This week we returned to our study of Philippians. We began what will be at least a two part meditation on verses 12 and 13 of chapter 2. This little portion begins with Paul's call to the Philippians to continue in their obedience whether he is present or absent. Many of us have negative feelings that immediately boil up when we hear the word, "obey" - especially when someone is telling us to do obey. Many have good reasons for these negative feelings. Many have suffered from the abuse of authoritarian figures who demanded, in God's name, our obedience to their demands - in many cases this sort of abuse was perpetrated by a family member. Perhaps less harmful, but disturbing and destructive nonetheless, are the cases where leaders in the church castigate those in their charge, debasing the person in the process. However, Jesus does call us to certain sort of obedience so we need to come to terms with what this obedience looks like.
New Testament scholar, Gordon Fee, comments that in his appeal for continued obedience that Paul is echoing his words from earlier in the letter (1:27 vv.), where he urges the Philippians to live their life in a manner worth of the gospel: "But that automatically means obedience to Christ, the only kind of obedience to his own words that Paul could care anything about. In his view faith in Christ is ultimately expressed as obedience to Christ, not in the sense of following the rules but of being devoted completely to him. This appeal, after all, closely follows the twofold reminder of Christ's own obedience (2:1-11) that led to the cross and of his present status as Lord of all (Fee)."
Let's now unpack what Fee is saying and implying as we ponder what obedience to Christ is about and how it should feel to us. Here we get some help from Jesus' words to his disciples in John 15:9-11:
"As the Father has loved me, so I have loved you; abide in my love. If you keep my commandments, you will abide in my love, just as I have kept my Father’s commandments and abide in his love. I have said these things to you so that my joy may be in you, and that your joy may be complete."
In this passage we have a theological backdrop for Paul's line of thinking about obedience in Philippians 2, and, in both passages (John and Philippians) we are invited to contemplate our obedience in light of Jesus' obedience.
We usually think of obedience as a conforming of our will to what is morally right. This way of thinking is not without merit but it proves ultimately to be an inadequate and incomplete conceptual framework in which to think about Christian obedience to God through the gospel. A more helpful framework is suggested by our passages at hand. In these passages we see Jesus, the God-man, our new humanity, keeping a command because of love, but even more importantly we meet a commandment that is unlike the commandments with which we are familiar. The commandment Jesus keeps (John 15) by not regarding equality with God as something to be exploited (Philippians 2) is a commandment which is formed from divine love, shaped by divine love, and an expression of divine love. This is the love into which we are invited to abide.

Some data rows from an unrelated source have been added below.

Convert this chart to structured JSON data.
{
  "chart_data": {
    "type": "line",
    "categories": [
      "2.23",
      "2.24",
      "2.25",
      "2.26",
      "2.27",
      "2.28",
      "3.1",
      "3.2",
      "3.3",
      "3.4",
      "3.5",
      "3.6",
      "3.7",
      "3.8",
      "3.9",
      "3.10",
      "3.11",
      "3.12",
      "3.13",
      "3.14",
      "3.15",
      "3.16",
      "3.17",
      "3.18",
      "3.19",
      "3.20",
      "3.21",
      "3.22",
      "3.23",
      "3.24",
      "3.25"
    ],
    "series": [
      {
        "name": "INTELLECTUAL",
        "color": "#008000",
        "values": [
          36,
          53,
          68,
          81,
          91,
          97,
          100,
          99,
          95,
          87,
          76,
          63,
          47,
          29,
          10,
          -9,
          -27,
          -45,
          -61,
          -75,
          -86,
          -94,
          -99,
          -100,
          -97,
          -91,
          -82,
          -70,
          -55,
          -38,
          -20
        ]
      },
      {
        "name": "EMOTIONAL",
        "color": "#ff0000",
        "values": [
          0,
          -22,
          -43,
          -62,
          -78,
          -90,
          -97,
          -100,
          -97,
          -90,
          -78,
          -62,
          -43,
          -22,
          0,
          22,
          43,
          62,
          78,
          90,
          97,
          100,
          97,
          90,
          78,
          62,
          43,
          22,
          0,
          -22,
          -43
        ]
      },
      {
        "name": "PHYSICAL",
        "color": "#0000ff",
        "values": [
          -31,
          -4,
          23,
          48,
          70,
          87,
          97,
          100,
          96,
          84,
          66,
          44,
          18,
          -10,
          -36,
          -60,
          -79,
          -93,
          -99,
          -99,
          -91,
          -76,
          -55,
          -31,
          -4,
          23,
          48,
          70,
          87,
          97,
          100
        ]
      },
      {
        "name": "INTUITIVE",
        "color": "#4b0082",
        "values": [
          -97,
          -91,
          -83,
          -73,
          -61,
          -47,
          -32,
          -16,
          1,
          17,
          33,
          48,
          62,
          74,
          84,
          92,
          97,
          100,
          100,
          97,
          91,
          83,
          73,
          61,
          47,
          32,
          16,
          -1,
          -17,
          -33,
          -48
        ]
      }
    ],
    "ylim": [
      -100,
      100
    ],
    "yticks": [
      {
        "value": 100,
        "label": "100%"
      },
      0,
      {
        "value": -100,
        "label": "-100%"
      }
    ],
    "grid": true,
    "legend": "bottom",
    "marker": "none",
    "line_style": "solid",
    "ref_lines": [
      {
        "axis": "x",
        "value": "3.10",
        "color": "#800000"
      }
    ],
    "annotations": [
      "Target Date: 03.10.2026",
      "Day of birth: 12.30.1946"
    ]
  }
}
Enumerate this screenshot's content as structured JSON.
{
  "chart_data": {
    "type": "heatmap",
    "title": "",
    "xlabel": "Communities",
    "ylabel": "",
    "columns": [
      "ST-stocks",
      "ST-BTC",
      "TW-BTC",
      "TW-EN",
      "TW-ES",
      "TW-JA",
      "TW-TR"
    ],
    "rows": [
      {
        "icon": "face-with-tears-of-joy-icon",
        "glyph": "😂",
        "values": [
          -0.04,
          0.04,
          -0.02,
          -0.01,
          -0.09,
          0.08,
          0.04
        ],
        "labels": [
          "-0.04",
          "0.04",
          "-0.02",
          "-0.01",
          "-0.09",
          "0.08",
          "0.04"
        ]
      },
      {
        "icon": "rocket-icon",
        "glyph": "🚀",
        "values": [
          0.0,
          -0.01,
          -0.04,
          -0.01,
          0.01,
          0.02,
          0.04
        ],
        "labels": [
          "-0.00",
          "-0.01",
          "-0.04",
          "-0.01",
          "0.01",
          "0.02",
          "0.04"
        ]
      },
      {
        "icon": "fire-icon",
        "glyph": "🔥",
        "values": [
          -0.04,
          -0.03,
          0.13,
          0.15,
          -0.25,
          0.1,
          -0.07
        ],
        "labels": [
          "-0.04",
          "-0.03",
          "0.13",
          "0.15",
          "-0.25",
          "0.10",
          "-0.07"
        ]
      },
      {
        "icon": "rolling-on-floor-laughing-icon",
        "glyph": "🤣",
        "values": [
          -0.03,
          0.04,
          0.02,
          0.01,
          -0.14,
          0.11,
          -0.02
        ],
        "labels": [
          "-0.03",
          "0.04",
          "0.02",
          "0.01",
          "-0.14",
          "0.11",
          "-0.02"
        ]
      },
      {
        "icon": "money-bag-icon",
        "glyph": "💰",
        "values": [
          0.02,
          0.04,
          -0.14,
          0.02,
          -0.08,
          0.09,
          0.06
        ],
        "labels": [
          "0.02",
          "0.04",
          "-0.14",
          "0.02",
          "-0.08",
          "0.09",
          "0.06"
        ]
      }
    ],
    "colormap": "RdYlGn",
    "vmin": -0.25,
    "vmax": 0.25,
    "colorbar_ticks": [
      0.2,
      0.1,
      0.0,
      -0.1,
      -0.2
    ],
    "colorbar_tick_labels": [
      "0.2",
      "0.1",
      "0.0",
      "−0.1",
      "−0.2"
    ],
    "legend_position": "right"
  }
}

So, when Paul calls the Philippians (and us) to obedience he is calling us to obey the gospel - to confess to God through Christ that our lives and wills are broken and that in order for us to love him, neighbor, and ourselves we must be transformed from within by and through his loving and empowering presence. In thinking of obedience in this framework we are invited to understand our brokenness and sin as symptomatic of a lack of God's love. As people of the new covenant, eternally forgiven, we come to understand that at the center of our spiritual formation must be a tenacious and courageous repentance of our lack of love, coupled with a daily asking for more of God's love. Rather than conceiving of our problems within the framework of a need to conform our will to what is morally right - we are challenged to think of our lives as incomplete until we find fullness in Christ by being saturated in the self-giving love shared between Father, Son, and Holy Spirit. As Christians we are called to see our lives as moving more and more towards the day when our obedience, like that of Jesus, will be itself an expression of divine love.
Case Studies for Discussion Questions:
1. Someone finds their job a great place to escape from their family. Round this character out in your head and imagine some areas in which this person has not experienced God's love as she needs to. Offer examples. How should this "character" you have imagined repent and for what should she repent?
2. Someone is a poor steward of the gifts God has given him. He is sometimes thought of as lazy but really he is just addicted to self-sabotage. Imagine this character in your head and think of some ways he needs to experience God's love. What should he repent of?
3. Imagine someone who is either addicted to sex or to the approval of others. How does God's love need to be experienced by this person? What does he or she need to repent of and what sort of prayer should they pray when they ask for God's love to be poured out on them?